Les clauses de stabilisation et leurs conséquences sur les droits humains et l’égalité des sexes
Les projets d’IDE, notamment dans le secteur extractif, sont souvent régis par des contrats de concession entre les États et les investisseurs. Ces contrats peuvent inclure des clauses de stabilisation, au titre desquelles les États conviennent de s’abstenir d’utiliser leurs prérogatives législatives ou administratives d’une manière qui pourrait affecter négativement l’investisseur. La jurisprudence investisseur-État suggère que ces clauses sont généralement respectées et affirmées.
Une application rigide de ces clauses peut dissuader l’État d’accueil d’élaborer ou de mettre en œuvre de nouvelles législations sur les droits humains si le respect de celles-ci accroît les dépenses opérationnelles de l’investisseur. Ces préoccupations peuvent être particulièrement vives s’agissant des projets extractifs, qui peuvent avoir de profonds effets négatifs sur les communautés environnantes.

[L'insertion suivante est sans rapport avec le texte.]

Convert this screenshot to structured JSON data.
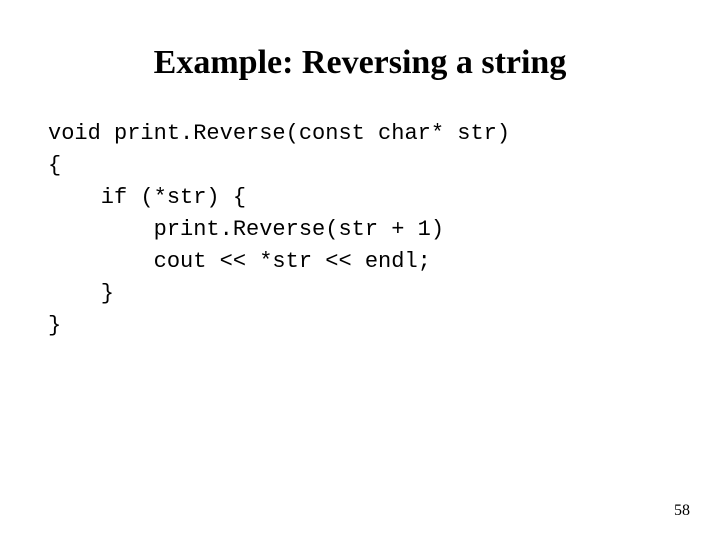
{
  "slide": {
    "title": "Example: Reversing a string",
    "code": "void print.Reverse(const char* str)\n{\n    if (*str) {\n        print.Reverse(str + 1)\n        cout << *str << endl;\n    }\n}",
    "page_number": "58"
  }
}
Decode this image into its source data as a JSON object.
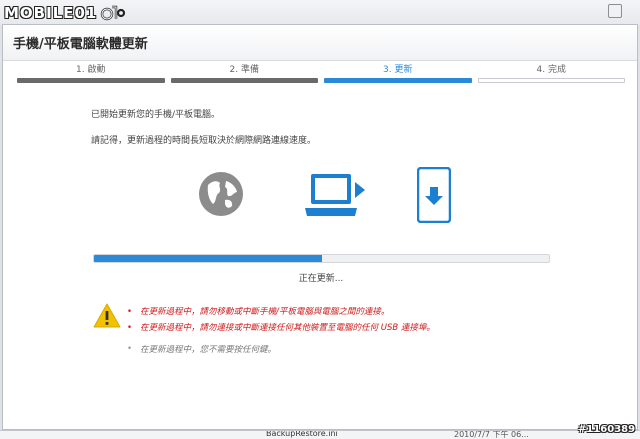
{
  "watermark": {
    "brand": "MOBILE01",
    "post_id": "#1160389"
  },
  "dialog": {
    "title": "手機/平板電腦軟體更新"
  },
  "steps": [
    {
      "label": "1. 啟動",
      "state": "done"
    },
    {
      "label": "2. 準備",
      "state": "done"
    },
    {
      "label": "3. 更新",
      "state": "active"
    },
    {
      "label": "4. 完成",
      "state": "todo"
    }
  ],
  "messages": {
    "line1": "已開始更新您的手機/平板電腦。",
    "line2": "請記得，更新過程的時間長短取決於網際網路連線速度。"
  },
  "icons": {
    "globe": "globe-icon",
    "laptop": "laptop-icon",
    "phone": "phone-download-icon",
    "warning": "warning-icon"
  },
  "progress": {
    "fraction": 0.5,
    "status_text": "正在更新..."
  },
  "warnings": [
    "在更新過程中，請勿移動或中斷手機/平板電腦與電腦之間的連接。",
    "在更新過程中，請勿連接或中斷連接任何其他裝置至電腦的任何 USB 連接埠。"
  ],
  "note": "在更新過程中，您不需要按任何鍵。",
  "background_window": {
    "file_name": "BackupRestore.ini",
    "date": "2010/7/7 下午 06..."
  },
  "colors": {
    "accent": "#2b8ad8",
    "warning_text": "#cc1a1a",
    "warning_icon": "#f2c200"
  }
}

Cet article illustre les manières dont les clauses de stabilisation incluses dans les contrats de concession portant sur des projets extractifs peuvent saper les efforts de promotion de l’égalité entre les sexes des États au moyen de la législation nationale. Il examine également deux ensembles de principes publiés au cours de la dernière décennie par le Haut-Commissariat aux droits de l’homme (HCDH) et l’OCDE qui proposent un cadre pour les États qui cherchent à éviter ce types de situations en intégrant les préoccupations relatives aux droits humains et à la durabilité dans leurs contrats avec les investisseurs étrangers.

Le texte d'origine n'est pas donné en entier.